Kekuatan rohani (tegasnya kalbu) lebih jauh daripada kekuatan akal. Karena kekuatan jasmani terbatas pada objek-objek berwujud materi yang dapat ditangkap oleh indera.
Islam sangat mengistemewakan aspek kalbu. Kalbu dapat menembus alam ghaib, bahkan menembus Tuhan. Kalbu inilah yang merupakan potensi manusia yang mampu beriman secara sungguh-sungguh. Bahkan iman itu, menurut al Qur’an tempatnya didalam kalbu.
C.     Belajar Prespektif Agama Islam
Belajar merupakan aktivitas manusia yang sangat vital. Dibandingkan dengan makhluk lain, di dunia ini tidak ada makhluk hidup yang sewaktu baru dilahirkan sedemikian tidak berdayanya seperti bayi manusia. Sebaliknya tidak ada mahkluk lain di dunia ini yang setelah dewasa mampu menciptakan apa yang telah diciptakan manusia dewasa.
Jika bayi manusia yang baru dilahirkan tidak mendapat bantuan dari orang dewasa, niscaya binasalah ia. Ia tidak mampu hidup sebagai manusia jika ia tidak diajar/ di didik oleh manusia lain, meskipun bayi yang baru dilahirkan itu membawa beberapa naluri/ instink dan potensi-potensi yang diperlukan untuk kelangsungan hidupnya.
Menurut al-Zarnuji, belajar bernilai ibadah dan mengantarkan seseorang untuk memperoleh kebahagiaan duniawi dan ukhrawi. Karenanya, belajar harus diniati untuk mencari ridha Allah, kebahagiaan akhirat, mengembangkan dan melestarikan Islam, mensyukuri nikmat akal, dan menghilangkan kebodohan. Dimensi duniawi yang dimaksud adalah sejalan dengan konsep pemikiran para ahli pendidikan, yakni menekankan bahwa proses belajar-mengajar hendaknya mampu menghasilkan ilmu yang berupa kemampuan pada tiga ranah yang menjadi tujuan pendidikan/ pembelajaran, baik ranah kognitif, afektif, maupun psikomotorik.
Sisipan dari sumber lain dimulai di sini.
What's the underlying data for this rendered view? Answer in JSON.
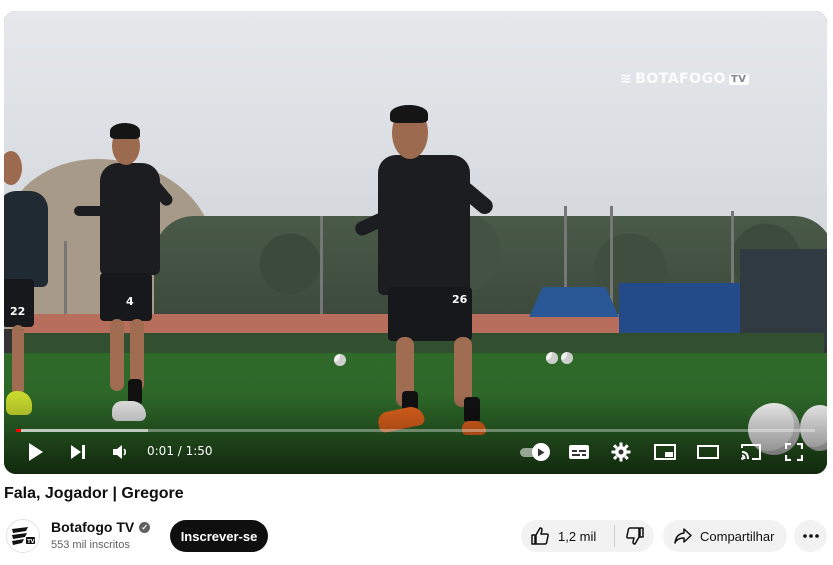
{
  "player": {
    "watermark_text": "BOTAFOGO",
    "watermark_tv": "TV",
    "time_display": "0:01 / 1:50",
    "progress_played_fraction": 0.006,
    "progress_loaded_fraction": 0.165,
    "kit_numbers": [
      "22",
      "4",
      "26"
    ],
    "controls": {
      "play_icon": "play-icon",
      "next_icon": "next-icon",
      "volume_icon": "volume-icon",
      "autoplay_icon": "autoplay-toggle-icon",
      "captions_icon": "captions-icon",
      "settings_icon": "gear-icon",
      "miniplayer_icon": "miniplayer-icon",
      "theater_icon": "theater-mode-icon",
      "cast_icon": "cast-icon",
      "fullscreen_icon": "fullscreen-icon"
    },
    "accent_color": "#ff0000"
  },
  "video": {
    "title": "Fala, Jogador | Gregore"
  },
  "channel": {
    "name": "Botafogo TV",
    "subscribers": "553 mil inscritos",
    "subscribe_label": "Inscrever-se"
  },
  "actions": {
    "like_count": "1,2 mil",
    "share_label": "Compartilhar",
    "like_icon": "thumbs-up-icon",
    "dislike_icon": "thumbs-down-icon",
    "share_icon": "share-icon",
    "more_icon": "more-options-icon"
  }
}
Adapun dimensi ukhrawi, Al-Zarnuji menekankan agar belajar adalah proses untuk mendapat ilmu, hendaknya diniati untuk beribadah. Artinya, belajar sebagai manifestasi perwujudan rasa syukur manusia sebagai seorang hamba kepada Allah SWT yang telah mengaruniakan akal. Lebih dari itu, hasil dari proses belajar-mengajar yang berupa ilmu (kemampuan dalam tiga ranah tersebut), hendaknya dapat diamalkan dan dimanfaatkan sebaik mungkin untuk kemaslahatan diri dan manusia. Buah ilmu adalah amal. Pengamalan serta pemanfaatan ilmu hendaknya dalam koridor keridhaan Allah, yakni untuk mengembangkan dan melestarikan agama Islam dan menghilangkan kebodohan, baik pada dirinya maupun orang lain. Inilah buah dari ilmu yang menurut al-Zarnuji akan dapat menghantarkan kebahagiaan hidup di dunia maupun akhirat kelak.
Dalam konteks ini, para pakar pendidikan Islam termasuk al-Zarnuji mengatakan bahwa para guru harus memiliki perangai yang terpuji. Guru disyaratkan memiliki sifat wara’ (meninggalkan hal-hal yang terlarang), memiliki kompetensi (kemampuan) dibanding muridnya, dan berumur (lebih tua usianya). Di samping itu, al-Zarnuji menekankan pada “kedewasaan” (baik ilmu maupun umur) seorang guru.
Dalam prespektif Islam tidak di jelaskan secara rinci dan operasional mengenai proses belajar (belajar), proses kerja sistem memori akal dan proses dikuasainya pengetahuan dan ketrampilan manusia. Namun Islam menekankan dalm signifikasi fungsi kognitif (akal) dan fungsi sensori (indera-indera) sebagai alat-alat penting untuk belajar sangat jelas. Kata-kata kunci seperti ya’qilun, yatafardkkarun, yubshirun, yasma’un dan sebagainya terdapat dalam Al-Qur’an merupakan bukti betapa pentingnya penggnaan fungsi ranah cipta dan karsa manusia dalam belajar dan meraih ilmu pengeatahuan.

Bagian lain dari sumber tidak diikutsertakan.